Abiola had sought to build both a political and economic bridge between the South West and the north within the Social Democratic Party (SDP), but sadly, neither he nor his most important partner and brain-behind-it-all, the late Shehu Musa Yar’adua lived long enough to walk across it. They both died in the ensuing crude politics of annulment, leaving Presidents Olusegun Obasanjo and Umaru Musa Yar’adua to reap a few years later where they had barely sown.
But the old Awoists in the South West, who had first been suspicious of Abiola’s politics and were late converts to it, for the simple reason that he was never one of them, burned down this nascent bridge in a sustained fit of political tantrum conveniently dubbed ‘pro-democracy struggle’, even long before what remained of Abiola’s unfortunate imprisonment were finally interred in 1998. In consequence, the South West retreated yet again to the familiar ground of regional politics and found emotional solace in blaming everybody else, particularly the much-maligned ‘north’, for their misfortune.
It is true that in the context of Nigeria’s regional politics, the annulment of the 1993 presidential elections dealt a vicious blow to the South West, but it was done by the military as a political institution in its own right, which, haplessly for us all, held all the cards at the time.
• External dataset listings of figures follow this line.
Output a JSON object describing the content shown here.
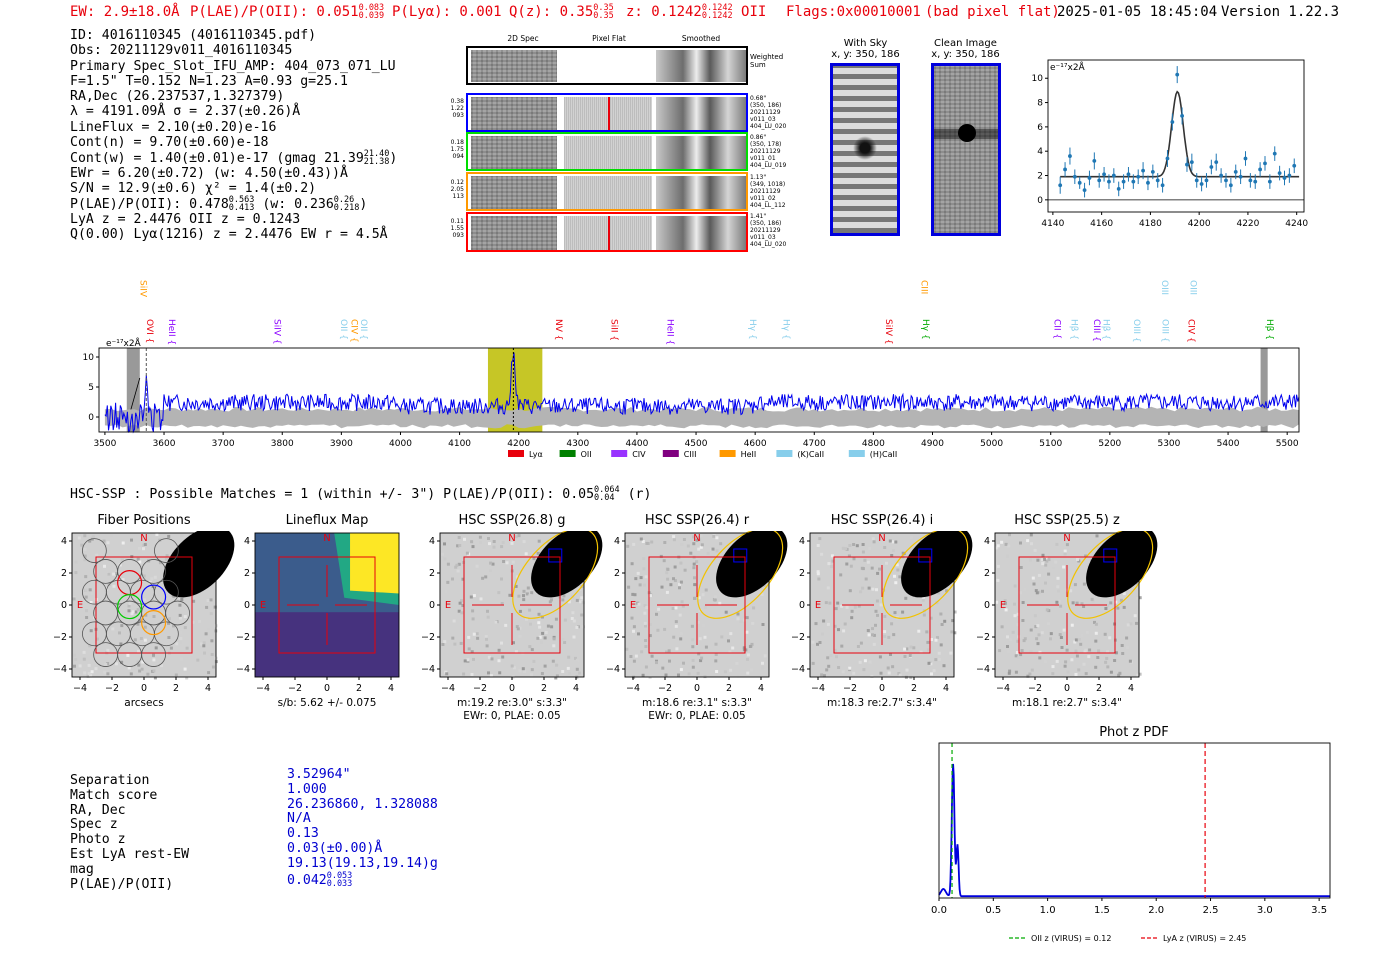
{
  "header": {
    "ew": "EW: 2.9±18.0Å",
    "plae_label": "P(LAE)/P(OII): 0.051",
    "plae_hi": "0.083",
    "plae_lo": "0.039",
    "plya": "P(Lyα): 0.001",
    "qz_label": "Q(z): 0.35",
    "qz_hi": "0.35",
    "qz_lo": "0.35",
    "z_label": "z: 0.1242",
    "z_hi": "0.1242",
    "z_lo": "0.1242",
    "z_line": "OII",
    "flags": "Flags:0x00010001",
    "flags_note": "(bad pixel flat)",
    "timestamp": "2025-01-05 18:45:04",
    "version": "Version 1.22.3"
  },
  "info": {
    "id": "ID: 4016110345 (4016110345.pdf)",
    "obs": "Obs: 20211129v011_4016110345",
    "primary": "Primary Spec_Slot_IFU_AMP: 404_073_071_LU",
    "fit": "F=1.5\"  T=0.152  N=1.23  A=0.93  g=25.1",
    "radec": "RA,Dec (26.237537,1.327379)",
    "lambda": "λ = 4191.09Å  σ = 2.37(±0.26)Å",
    "lineflux": "LineFlux = 2.10(±0.20)e-16",
    "contn": "Cont(n) = 9.70(±0.60)e-18",
    "contw_a": "Cont(w) = 1.40(±0.01)e-17 (gmag 21.39",
    "contw_hi": "21.40",
    "contw_lo": "21.38",
    "contw_b": ")",
    "ewr": "EWr = 6.20(±0.72) (w: 4.50(±0.43))Å",
    "sn": "S/N = 12.9(±0.6)  χ² = 1.4(±0.2)",
    "plae_a": "P(LAE)/P(OII): 0.478",
    "plae_hi": "0.563",
    "plae_lo": "0.413",
    "plae_b": " (w: 0.236",
    "plae_w_hi": "0.26",
    "plae_w_lo": "0.218",
    "plae_c": ")",
    "lya_z": "LyA z = 2.4476  OII z = 0.1243",
    "q": "Q(0.00) Lyα(1216) z = 2.4476  EW r = 4.5Å"
  },
  "cutouts": {
    "headers": [
      "2D Spec",
      "Pixel Flat",
      "Smoothed"
    ],
    "weighted": "Weighted Sum",
    "rows": [
      {
        "color": "#0000ff",
        "left": [
          "0.38",
          "1.22",
          "093"
        ],
        "right": [
          "0.68\"",
          "(350, 186)",
          "20211129",
          "v011_03",
          "404_LU_020"
        ]
      },
      {
        "color": "#00dd00",
        "left": [
          "0.18",
          "1.75",
          "094"
        ],
        "right": [
          "0.86\"",
          "(350, 178)",
          "20211129",
          "v011_01",
          "404_LU_019"
        ]
      },
      {
        "color": "#ff9900",
        "left": [
          "0.12",
          "2.05",
          "113"
        ],
        "right": [
          "1.13\"",
          "(349, 1018)",
          "20211129",
          "v011_02",
          "404_LL_112"
        ]
      },
      {
        "color": "#ff0000",
        "left": [
          "0.11",
          "1.55",
          "093"
        ],
        "right": [
          "1.41\"",
          "(350, 186)",
          "20211129",
          "v011_03",
          "404_LU_020"
        ]
      }
    ]
  },
  "with_sky": {
    "title": "With Sky",
    "coords": "x, y: 350, 186"
  },
  "clean_image": {
    "title": "Clean Image",
    "coords": "x, y: 350, 186"
  },
  "colors": {
    "accent_blue": "#0000ff",
    "fit_line": "#333333",
    "data_points": "#1f77b4",
    "highlight": "#bcbc00",
    "red": "#e8000b"
  },
  "chart_data": [
    {
      "type": "scatter",
      "name": "line-fit",
      "ylabel_prefix": "e⁻¹⁷x2Å",
      "xlim": [
        4138,
        4243
      ],
      "ylim": [
        -1,
        11.5
      ],
      "xticks": [
        4140,
        4160,
        4180,
        4200,
        4220,
        4240
      ],
      "yticks": [
        0,
        2,
        4,
        6,
        8,
        10
      ],
      "fit": {
        "center": 4191.09,
        "sigma": 2.37,
        "amplitude": 7.0,
        "continuum": 1.9
      },
      "x": [
        4143,
        4145,
        4147,
        4149,
        4151,
        4153,
        4155,
        4157,
        4159,
        4161,
        4163,
        4165,
        4167,
        4169,
        4171,
        4173,
        4175,
        4177,
        4179,
        4181,
        4183,
        4185,
        4187,
        4189,
        4191,
        4193,
        4195,
        4197,
        4199,
        4201,
        4203,
        4205,
        4207,
        4209,
        4211,
        4213,
        4215,
        4217,
        4219,
        4221,
        4223,
        4225,
        4227,
        4229,
        4231,
        4233,
        4235,
        4237,
        4239
      ],
      "y": [
        1.2,
        2.5,
        3.6,
        1.9,
        1.4,
        0.8,
        1.8,
        3.2,
        1.6,
        2.1,
        1.5,
        2.0,
        0.9,
        1.5,
        2.1,
        1.5,
        1.9,
        2.4,
        1.4,
        2.3,
        1.6,
        1.2,
        3.4,
        6.4,
        10.3,
        6.9,
        2.9,
        3.1,
        1.6,
        1.3,
        1.6,
        2.7,
        3.1,
        2.0,
        1.6,
        1.2,
        2.3,
        1.9,
        3.4,
        1.6,
        1.5,
        2.5,
        3.0,
        1.5,
        3.8,
        2.2,
        1.8,
        2.0,
        2.8
      ],
      "yerr": [
        0.7,
        0.6,
        0.7,
        0.6,
        0.5,
        0.6,
        0.6,
        0.7,
        0.6,
        0.6,
        0.6,
        0.6,
        0.6,
        0.6,
        0.6,
        0.6,
        0.6,
        0.7,
        0.6,
        0.6,
        0.6,
        0.6,
        0.7,
        0.7,
        0.7,
        0.7,
        0.6,
        0.7,
        0.6,
        0.6,
        0.6,
        0.6,
        0.7,
        0.6,
        0.6,
        0.6,
        0.6,
        0.6,
        0.6,
        0.6,
        0.6,
        0.6,
        0.6,
        0.6,
        0.6,
        0.6,
        0.6,
        0.6,
        0.6
      ]
    },
    {
      "type": "line",
      "name": "full-spectrum",
      "ylabel_prefix": "e⁻¹⁷x2Å",
      "xlim": [
        3490,
        5520
      ],
      "ylim": [
        -2.5,
        11.5
      ],
      "xticks": [
        3500,
        3600,
        3700,
        3800,
        3900,
        4000,
        4100,
        4200,
        4300,
        4400,
        4500,
        4600,
        4700,
        4800,
        4900,
        5000,
        5100,
        5200,
        5300,
        5400,
        5500
      ],
      "yticks": [
        0,
        5,
        10
      ],
      "highlight_range": [
        4148,
        4240
      ],
      "peak": {
        "x": 4191,
        "y": 11.0
      },
      "emission_lines": [
        {
          "label": "SiIV",
          "x": 3555,
          "color": "#ff9900",
          "row": 0
        },
        {
          "label": "OVI",
          "x": 3566,
          "color": "#e8000b",
          "row": 1
        },
        {
          "label": "HeII",
          "x": 3603,
          "color": "#8b00ff",
          "row": 1
        },
        {
          "label": "SiIV",
          "x": 3782,
          "color": "#8b00ff",
          "row": 1
        },
        {
          "label": "OII",
          "x": 3894,
          "color": "#87ceeb",
          "row": 1
        },
        {
          "label": "CIV",
          "x": 3912,
          "color": "#ff9900",
          "row": 1
        },
        {
          "label": "OII",
          "x": 3928,
          "color": "#87ceeb",
          "row": 1
        },
        {
          "label": "NV",
          "x": 4258,
          "color": "#e8000b",
          "row": 1
        },
        {
          "label": "SiII",
          "x": 4352,
          "color": "#e8000b",
          "row": 1
        },
        {
          "label": "HeII",
          "x": 4447,
          "color": "#8b00ff",
          "row": 1
        },
        {
          "label": "Hγ",
          "x": 4586,
          "color": "#87ceeb",
          "row": 1
        },
        {
          "label": "Hγ",
          "x": 4643,
          "color": "#87ceeb",
          "row": 1
        },
        {
          "label": "SiIV",
          "x": 4816,
          "color": "#e8000b",
          "row": 1
        },
        {
          "label": "CIII",
          "x": 4876,
          "color": "#ff9900",
          "row": 0
        },
        {
          "label": "Hγ",
          "x": 4879,
          "color": "#00aa00",
          "row": 1
        },
        {
          "label": "CII",
          "x": 5101,
          "color": "#8b00ff",
          "row": 1
        },
        {
          "label": "Hβ",
          "x": 5130,
          "color": "#87ceeb",
          "row": 1
        },
        {
          "label": "CIII",
          "x": 5168,
          "color": "#8b00ff",
          "row": 1
        },
        {
          "label": "Hβ",
          "x": 5184,
          "color": "#87ceeb",
          "row": 1
        },
        {
          "label": "OIII",
          "x": 5236,
          "color": "#87ceeb",
          "row": 1
        },
        {
          "label": "OIII",
          "x": 5283,
          "color": "#87ceeb",
          "row": 0
        },
        {
          "label": "OIII",
          "x": 5284,
          "color": "#87ceeb",
          "row": 1
        },
        {
          "label": "OIII",
          "x": 5331,
          "color": "#87ceeb",
          "row": 0
        },
        {
          "label": "CIV",
          "x": 5328,
          "color": "#e8000b",
          "row": 1
        },
        {
          "label": "Hβ",
          "x": 5461,
          "color": "#00aa00",
          "row": 1
        }
      ],
      "legend": [
        {
          "label": "Lyα",
          "color": "#e8000b"
        },
        {
          "label": "OII",
          "color": "#008000"
        },
        {
          "label": "CIV",
          "color": "#9933ff"
        },
        {
          "label": "CIII",
          "color": "#800080"
        },
        {
          "label": "HeII",
          "color": "#ff9900"
        },
        {
          "label": "(K)CaII",
          "color": "#87ceeb"
        },
        {
          "label": "(H)CaII",
          "color": "#87ceeb"
        }
      ]
    },
    {
      "type": "line",
      "name": "phot-z-pdf",
      "title": "Phot z PDF",
      "xlim": [
        0.0,
        3.6
      ],
      "xticks": [
        0.0,
        0.5,
        1.0,
        1.5,
        2.0,
        2.5,
        3.0,
        3.5
      ],
      "peak_z": 0.13,
      "oii_z": 0.12,
      "lya_z": 2.45,
      "legend": [
        {
          "label": "OII z (VIRUS) = 0.12",
          "color": "#00aa00"
        },
        {
          "label": "LyA z (VIRUS) = 2.45",
          "color": "#e8000b"
        }
      ]
    }
  ],
  "hsc_header": {
    "text": "HSC-SSP : Possible Matches = 1 (within +/- 3\")  P(LAE)/P(OII): 0.05",
    "hi": "0.064",
    "lo": "0.04",
    "suffix": "(r)"
  },
  "panels": [
    {
      "title": "Fiber Positions",
      "xlabel": "arcsecs",
      "line2": ""
    },
    {
      "title": "Lineflux Map",
      "xlabel": "s/b: 5.62 +/- 0.075",
      "line2": ""
    },
    {
      "title": "HSC SSP(26.8) g",
      "xlabel": "m:19.2  re:3.0\"  s:3.3\"",
      "line2": "EWr: 0, PLAE: 0.05"
    },
    {
      "title": "HSC SSP(26.4) r",
      "xlabel": "m:18.6  re:3.1\"  s:3.3\"",
      "line2": "EWr: 0, PLAE: 0.05"
    },
    {
      "title": "HSC SSP(26.4) i",
      "xlabel": "m:18.3  re:2.7\"  s:3.4\"",
      "line2": ""
    },
    {
      "title": "HSC SSP(25.5) z",
      "xlabel": "m:18.1  re:2.7\"  s:3.4\"",
      "line2": ""
    }
  ],
  "panel_axis": {
    "xticks": [
      "−4",
      "−2",
      "0",
      "2",
      "4"
    ],
    "yticks": [
      "4",
      "2",
      "0",
      "−2",
      "−4"
    ],
    "north": "N",
    "east": "E"
  },
  "stats": {
    "labels": [
      "Separation",
      "Match score",
      "RA, Dec",
      "Spec z",
      "Photo z",
      "Est LyA rest-EW",
      "mag",
      "P(LAE)/P(OII)"
    ],
    "values": [
      "3.52964\"",
      "1.000",
      "26.236860, 1.328088",
      "N/A",
      "0.13",
      "0.03(±0.00)Å",
      "19.13(19.13,19.14)g",
      "0.042"
    ],
    "plae_hi": "0.053",
    "plae_lo": "0.033"
  }
}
To have perceived it any other way was to confuse the tree for the forest. Still, by 2011, the limitations of perpetual ‘opposition politics’ in a regional enclave and its inherent conflict with the ambition to also control the political centre of such as huge country when the time is right had become all too glaring.
At least, this was very clear to the region’s current political leader, Chief Bola Ahmed Tinubu, who himself had twice previously led a Yoruba retreat from Nigeria’s national politics. It is in this sense that nearly all of Tinubu’s politics of the past decade, at home and beyond, aim to reconstruct the same bridge that Abiola and his partners tried to build. Will he succeed enough to walk on it?